AI workloads are driving unprecedented demand for network bandwidth. Training large language models like GPT-4 requires thousands of GPUs or TPUs communicating over high-speed networks. The collective communication patterns—such as all-reduce and all-gather—create incast traffic that can overwhelm traditional Ethernet. To address this, Arista has incorporated advanced buffer management techniques in EOS, including dynamic threshold adjustment and per-flow queuing, to ensure that even during microbursts, packet loss is minimized.

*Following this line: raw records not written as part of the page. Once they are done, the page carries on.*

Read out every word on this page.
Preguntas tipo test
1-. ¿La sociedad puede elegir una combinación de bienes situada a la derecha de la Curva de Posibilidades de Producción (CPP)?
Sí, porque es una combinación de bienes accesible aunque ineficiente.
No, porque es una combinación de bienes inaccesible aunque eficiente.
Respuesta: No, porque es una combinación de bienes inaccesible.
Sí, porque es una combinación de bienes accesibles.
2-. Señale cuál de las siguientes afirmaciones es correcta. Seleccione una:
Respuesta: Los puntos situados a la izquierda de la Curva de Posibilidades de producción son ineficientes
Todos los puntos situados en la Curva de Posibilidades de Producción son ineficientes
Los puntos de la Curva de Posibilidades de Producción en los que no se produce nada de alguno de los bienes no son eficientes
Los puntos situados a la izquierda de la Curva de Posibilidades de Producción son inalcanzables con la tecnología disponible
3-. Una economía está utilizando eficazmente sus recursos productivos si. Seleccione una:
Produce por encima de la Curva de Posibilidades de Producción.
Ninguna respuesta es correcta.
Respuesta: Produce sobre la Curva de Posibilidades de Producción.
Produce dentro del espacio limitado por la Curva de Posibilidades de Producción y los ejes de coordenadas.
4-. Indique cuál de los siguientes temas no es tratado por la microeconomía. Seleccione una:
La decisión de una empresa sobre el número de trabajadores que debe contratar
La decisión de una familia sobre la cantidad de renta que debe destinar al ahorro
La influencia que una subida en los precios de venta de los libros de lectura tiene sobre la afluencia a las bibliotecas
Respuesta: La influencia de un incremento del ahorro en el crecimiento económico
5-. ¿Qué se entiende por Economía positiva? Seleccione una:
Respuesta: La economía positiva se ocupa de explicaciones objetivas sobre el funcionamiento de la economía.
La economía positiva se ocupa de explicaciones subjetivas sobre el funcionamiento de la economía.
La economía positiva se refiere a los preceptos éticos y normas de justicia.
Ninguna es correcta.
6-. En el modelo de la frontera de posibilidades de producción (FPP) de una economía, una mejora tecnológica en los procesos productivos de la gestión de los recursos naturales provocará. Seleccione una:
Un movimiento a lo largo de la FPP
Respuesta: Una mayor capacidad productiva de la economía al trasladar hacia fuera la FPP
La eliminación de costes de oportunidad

Liquid cooling is becoming essential as power densities rise. The 7060XE7-64PRS-RV3-L is designed for direct liquid cooling using cold plates, which can dissipate heat from the ASIC and optics without relying on fans. This allows the switch to operate in environments where ambient temperatures are high or where fan noise must be minimized. Data center operators are increasingly adopting liquid cooling for AI racks, and Arista's offering fits neatly into that ecosystem.
In addition to hardware, Arista is investing heavily in AI network automation. EOS includes programmable APIs that allow orchestration tools like Kubernetes and OpenStack to automatically configure the network topology based on job requirements. The switches can be managed via Arista's CloudVision platform, which provides a single pane of glass for monitoring and provisioning across the entire data center fabric.